The Refraction Micro-Tremor (ReMi) is a passive, non-destructive seismic method which uses the elastic properties of subsurface materials to determine the subsurface structure. By analysis of the dispersive properties of varying frequencies from ambient ground vibration, shear-wave velocity (Vs) and associated geotechnical parameters can be determined.

ReMi is a passive source method, meaning that ambient, low-frequency ground vibration is recorded over long periods and stacked to produce a frequency dispersion curve which can be used to provide information on the shear velocity to a depth determined by ambient frequency range and array configuration.
Seismic surface waves have dispersion properties that traditionally utilised body waves lack. Differing wavelengths/frequencies have different depth of penetration and therefore propagates with different phase velocity, with an increase in wavelength being proportional to the increased depth of penetration. As the Remi method utilises low-frequency ground vibration, deeper imaging of the subsurface is possible overactive source methods such as MASW.

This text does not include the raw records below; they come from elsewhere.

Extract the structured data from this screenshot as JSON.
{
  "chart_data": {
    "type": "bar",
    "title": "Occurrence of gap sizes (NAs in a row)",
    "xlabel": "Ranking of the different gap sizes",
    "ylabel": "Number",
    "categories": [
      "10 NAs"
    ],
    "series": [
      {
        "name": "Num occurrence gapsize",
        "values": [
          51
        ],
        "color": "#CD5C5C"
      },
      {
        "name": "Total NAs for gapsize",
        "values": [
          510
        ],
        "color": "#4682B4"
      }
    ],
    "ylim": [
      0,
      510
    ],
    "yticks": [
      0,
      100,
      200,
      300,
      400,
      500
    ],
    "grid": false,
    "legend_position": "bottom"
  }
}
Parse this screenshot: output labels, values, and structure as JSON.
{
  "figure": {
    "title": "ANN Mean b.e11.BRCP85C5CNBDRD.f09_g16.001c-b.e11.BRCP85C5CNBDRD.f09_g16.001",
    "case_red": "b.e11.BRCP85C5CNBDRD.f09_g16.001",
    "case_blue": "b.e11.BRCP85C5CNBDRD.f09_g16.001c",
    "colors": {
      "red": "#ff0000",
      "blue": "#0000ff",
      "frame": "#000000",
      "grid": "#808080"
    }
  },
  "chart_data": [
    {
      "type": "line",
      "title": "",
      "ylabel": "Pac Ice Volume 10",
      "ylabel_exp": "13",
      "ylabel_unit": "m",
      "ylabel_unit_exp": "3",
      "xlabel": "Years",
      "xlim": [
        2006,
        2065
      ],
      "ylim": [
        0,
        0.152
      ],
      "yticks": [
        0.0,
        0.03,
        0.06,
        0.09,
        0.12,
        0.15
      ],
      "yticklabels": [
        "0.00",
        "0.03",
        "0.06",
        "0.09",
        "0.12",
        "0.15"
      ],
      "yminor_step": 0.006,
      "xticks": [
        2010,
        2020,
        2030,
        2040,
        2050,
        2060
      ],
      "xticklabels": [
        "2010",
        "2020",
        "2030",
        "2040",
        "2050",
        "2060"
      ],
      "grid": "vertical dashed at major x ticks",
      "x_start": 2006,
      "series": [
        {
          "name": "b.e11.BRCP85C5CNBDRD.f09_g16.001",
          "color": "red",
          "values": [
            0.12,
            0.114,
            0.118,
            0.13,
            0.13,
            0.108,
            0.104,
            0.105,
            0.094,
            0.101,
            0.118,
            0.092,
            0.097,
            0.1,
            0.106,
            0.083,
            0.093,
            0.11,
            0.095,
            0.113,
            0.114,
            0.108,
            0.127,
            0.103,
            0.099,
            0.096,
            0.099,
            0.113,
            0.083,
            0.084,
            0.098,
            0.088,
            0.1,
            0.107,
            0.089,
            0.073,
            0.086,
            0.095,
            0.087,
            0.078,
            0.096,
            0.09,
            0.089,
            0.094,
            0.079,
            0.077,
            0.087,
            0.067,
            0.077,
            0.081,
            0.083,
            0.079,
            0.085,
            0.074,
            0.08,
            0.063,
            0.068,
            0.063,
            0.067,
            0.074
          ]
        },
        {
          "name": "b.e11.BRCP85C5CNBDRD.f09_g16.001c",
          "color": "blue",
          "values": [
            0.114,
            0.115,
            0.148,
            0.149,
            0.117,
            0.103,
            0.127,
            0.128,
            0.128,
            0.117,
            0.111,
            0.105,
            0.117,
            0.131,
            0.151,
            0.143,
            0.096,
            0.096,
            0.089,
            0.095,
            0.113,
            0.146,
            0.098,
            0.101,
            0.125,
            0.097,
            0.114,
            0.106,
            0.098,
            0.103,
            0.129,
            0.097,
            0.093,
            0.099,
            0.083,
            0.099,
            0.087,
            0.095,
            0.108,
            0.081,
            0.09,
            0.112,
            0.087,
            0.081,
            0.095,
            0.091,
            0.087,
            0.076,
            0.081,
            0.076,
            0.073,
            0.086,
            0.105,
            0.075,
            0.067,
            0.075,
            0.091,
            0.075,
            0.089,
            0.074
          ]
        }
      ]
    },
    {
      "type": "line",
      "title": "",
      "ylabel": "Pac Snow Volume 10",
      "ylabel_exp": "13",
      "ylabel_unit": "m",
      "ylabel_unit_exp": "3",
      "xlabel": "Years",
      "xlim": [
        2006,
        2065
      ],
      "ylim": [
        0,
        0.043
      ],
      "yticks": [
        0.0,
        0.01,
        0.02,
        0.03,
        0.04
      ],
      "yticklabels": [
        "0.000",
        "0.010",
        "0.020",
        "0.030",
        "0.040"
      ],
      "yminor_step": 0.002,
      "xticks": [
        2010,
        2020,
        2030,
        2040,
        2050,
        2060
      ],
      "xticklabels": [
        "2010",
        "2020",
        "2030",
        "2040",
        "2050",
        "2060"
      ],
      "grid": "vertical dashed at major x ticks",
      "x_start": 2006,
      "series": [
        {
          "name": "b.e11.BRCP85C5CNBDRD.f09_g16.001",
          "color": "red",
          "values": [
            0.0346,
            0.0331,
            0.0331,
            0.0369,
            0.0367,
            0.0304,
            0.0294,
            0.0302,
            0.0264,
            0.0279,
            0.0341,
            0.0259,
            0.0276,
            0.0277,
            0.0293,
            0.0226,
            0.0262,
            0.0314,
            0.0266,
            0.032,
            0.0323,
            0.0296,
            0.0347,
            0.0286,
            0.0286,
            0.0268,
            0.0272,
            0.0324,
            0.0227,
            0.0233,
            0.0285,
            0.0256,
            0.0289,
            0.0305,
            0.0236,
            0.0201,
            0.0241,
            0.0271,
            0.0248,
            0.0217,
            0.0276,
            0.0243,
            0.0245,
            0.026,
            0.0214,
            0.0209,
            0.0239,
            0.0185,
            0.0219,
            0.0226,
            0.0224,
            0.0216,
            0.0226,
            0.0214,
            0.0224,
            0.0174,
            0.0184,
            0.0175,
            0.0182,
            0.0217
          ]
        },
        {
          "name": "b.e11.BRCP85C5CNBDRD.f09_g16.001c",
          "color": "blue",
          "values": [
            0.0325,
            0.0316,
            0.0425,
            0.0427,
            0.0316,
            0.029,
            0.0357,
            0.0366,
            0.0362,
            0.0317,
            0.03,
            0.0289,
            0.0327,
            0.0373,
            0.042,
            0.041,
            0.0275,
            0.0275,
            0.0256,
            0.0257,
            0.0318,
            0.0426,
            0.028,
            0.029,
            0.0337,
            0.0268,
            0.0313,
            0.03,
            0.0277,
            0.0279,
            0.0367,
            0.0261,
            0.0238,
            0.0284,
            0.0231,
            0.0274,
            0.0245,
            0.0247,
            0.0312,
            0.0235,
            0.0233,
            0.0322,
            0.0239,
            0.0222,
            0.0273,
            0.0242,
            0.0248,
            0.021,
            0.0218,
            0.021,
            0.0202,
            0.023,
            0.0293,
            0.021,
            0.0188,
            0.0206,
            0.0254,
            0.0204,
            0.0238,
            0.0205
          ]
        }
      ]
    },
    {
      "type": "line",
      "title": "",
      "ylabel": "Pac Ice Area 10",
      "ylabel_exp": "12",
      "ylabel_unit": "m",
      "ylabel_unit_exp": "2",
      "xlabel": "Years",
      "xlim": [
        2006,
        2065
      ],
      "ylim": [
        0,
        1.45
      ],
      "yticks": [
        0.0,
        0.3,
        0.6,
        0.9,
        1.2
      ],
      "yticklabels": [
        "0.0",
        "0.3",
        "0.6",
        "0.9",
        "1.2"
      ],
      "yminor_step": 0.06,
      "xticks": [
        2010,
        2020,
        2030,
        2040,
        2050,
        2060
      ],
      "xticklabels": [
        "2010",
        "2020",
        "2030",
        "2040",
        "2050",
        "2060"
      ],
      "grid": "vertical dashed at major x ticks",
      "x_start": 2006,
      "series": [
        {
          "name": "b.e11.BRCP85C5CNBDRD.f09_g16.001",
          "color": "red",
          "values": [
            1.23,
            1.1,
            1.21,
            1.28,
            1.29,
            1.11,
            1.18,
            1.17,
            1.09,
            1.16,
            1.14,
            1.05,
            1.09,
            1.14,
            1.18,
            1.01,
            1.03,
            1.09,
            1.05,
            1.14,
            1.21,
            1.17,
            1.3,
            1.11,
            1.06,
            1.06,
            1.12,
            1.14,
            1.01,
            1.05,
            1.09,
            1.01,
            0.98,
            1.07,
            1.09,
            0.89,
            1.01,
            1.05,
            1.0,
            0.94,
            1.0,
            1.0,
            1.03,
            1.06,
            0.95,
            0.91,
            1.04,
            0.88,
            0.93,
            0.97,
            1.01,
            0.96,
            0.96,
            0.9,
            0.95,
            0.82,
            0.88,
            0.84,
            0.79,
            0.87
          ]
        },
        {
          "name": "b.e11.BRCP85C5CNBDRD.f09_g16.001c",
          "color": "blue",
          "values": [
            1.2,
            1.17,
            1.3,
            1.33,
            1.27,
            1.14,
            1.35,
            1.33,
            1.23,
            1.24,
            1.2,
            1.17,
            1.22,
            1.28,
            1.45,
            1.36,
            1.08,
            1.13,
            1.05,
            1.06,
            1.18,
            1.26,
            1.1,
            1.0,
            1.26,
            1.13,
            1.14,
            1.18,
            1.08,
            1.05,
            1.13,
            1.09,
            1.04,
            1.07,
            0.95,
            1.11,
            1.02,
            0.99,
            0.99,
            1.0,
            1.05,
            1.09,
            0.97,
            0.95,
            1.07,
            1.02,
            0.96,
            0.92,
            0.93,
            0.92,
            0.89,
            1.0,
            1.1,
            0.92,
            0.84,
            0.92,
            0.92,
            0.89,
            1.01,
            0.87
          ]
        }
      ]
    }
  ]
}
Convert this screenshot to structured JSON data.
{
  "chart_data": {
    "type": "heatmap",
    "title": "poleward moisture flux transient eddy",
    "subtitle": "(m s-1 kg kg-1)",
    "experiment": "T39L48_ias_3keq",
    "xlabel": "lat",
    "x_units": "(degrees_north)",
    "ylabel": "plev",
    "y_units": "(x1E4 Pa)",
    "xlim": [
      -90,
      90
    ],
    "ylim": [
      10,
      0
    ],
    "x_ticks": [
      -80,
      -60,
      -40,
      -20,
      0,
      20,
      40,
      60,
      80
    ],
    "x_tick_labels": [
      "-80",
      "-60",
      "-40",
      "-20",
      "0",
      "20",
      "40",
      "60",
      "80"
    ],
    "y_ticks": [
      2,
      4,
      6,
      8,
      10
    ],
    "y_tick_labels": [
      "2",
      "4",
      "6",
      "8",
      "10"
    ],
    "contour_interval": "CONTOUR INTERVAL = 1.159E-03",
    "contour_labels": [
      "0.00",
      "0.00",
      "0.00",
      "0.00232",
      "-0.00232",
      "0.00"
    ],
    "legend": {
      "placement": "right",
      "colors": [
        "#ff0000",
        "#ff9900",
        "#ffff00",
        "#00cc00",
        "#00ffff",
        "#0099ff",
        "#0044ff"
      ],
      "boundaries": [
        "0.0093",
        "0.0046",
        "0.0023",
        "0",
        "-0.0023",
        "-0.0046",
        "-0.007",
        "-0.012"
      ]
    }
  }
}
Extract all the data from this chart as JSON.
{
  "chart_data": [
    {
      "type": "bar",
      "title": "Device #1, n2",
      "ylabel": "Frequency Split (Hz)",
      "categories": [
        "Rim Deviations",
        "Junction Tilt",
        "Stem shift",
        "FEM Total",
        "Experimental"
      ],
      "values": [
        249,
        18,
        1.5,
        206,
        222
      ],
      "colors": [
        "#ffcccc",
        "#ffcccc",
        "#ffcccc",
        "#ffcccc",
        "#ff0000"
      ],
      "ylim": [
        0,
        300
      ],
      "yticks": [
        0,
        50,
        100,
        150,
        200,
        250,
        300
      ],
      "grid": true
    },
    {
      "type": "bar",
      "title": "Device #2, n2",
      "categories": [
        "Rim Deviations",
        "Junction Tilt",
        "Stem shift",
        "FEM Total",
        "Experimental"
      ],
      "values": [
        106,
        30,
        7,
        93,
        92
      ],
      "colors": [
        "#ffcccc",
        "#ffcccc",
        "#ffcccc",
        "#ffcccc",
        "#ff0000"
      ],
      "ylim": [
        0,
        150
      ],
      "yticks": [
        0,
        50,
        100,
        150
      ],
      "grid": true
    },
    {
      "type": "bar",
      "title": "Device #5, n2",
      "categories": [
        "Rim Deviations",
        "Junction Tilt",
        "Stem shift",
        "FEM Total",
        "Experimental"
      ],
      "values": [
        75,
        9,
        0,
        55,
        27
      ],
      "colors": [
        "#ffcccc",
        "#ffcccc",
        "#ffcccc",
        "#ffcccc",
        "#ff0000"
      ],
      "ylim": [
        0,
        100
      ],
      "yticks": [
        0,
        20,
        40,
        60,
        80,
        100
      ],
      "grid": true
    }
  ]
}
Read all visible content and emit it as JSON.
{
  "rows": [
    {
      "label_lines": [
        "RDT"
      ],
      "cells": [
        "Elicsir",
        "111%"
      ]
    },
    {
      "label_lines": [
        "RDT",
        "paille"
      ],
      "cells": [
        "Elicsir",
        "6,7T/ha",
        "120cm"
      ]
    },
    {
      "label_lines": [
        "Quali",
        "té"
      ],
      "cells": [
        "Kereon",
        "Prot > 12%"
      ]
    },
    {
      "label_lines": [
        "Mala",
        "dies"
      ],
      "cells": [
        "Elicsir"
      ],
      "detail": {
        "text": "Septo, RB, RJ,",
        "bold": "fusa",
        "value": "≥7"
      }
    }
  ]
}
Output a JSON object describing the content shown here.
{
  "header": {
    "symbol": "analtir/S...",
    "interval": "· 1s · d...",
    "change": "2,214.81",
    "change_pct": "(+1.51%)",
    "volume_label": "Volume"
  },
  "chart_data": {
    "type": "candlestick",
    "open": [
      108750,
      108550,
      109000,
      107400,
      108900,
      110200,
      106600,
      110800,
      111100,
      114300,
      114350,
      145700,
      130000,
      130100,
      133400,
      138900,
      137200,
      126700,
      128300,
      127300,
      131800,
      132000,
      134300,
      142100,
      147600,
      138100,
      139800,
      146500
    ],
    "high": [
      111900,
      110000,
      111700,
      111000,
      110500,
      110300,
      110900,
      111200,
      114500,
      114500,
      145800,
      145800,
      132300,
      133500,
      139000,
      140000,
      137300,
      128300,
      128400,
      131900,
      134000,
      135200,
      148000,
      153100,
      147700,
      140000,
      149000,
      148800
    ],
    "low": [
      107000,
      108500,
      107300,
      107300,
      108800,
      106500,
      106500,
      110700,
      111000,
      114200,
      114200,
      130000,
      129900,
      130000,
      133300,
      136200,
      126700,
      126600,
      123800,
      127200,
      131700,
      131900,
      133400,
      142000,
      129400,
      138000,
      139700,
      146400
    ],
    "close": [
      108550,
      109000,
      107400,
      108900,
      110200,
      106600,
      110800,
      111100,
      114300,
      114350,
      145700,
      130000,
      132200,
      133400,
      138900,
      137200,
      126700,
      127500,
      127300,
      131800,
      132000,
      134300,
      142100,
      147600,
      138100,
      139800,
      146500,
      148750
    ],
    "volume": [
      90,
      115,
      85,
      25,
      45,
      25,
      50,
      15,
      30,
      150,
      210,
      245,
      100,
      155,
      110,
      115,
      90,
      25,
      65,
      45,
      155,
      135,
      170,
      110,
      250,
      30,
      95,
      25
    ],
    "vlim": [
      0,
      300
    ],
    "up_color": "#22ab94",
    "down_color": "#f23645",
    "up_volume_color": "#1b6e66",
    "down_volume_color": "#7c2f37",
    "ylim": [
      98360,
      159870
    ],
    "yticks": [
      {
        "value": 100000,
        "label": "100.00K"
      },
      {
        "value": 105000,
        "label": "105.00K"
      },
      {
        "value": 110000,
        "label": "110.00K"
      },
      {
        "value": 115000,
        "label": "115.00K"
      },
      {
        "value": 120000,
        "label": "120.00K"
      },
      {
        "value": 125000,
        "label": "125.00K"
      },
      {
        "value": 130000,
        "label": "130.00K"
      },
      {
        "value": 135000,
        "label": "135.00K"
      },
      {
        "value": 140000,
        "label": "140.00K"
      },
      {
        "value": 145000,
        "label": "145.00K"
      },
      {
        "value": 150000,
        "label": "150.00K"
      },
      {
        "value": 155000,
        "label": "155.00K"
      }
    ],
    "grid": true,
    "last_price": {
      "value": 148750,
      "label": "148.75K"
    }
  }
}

Data Analysis & Presentation

Analysis of the collected ReMi seismic records is concentrated on the S-wave dispersion component. Dispersion curves are generated by stacking 15-20 individual long records to produce an overtone image showing the percentage intensity of phase velocity versus frequency. These curves are then inverted to produce 1D S-wave soundings typically to a depth of up to 30 m. The calculated 1D soundings can then be compiled and gridded to produce 2D sections showing the variation in S-wave velocity both laterally along with the profile and with depth.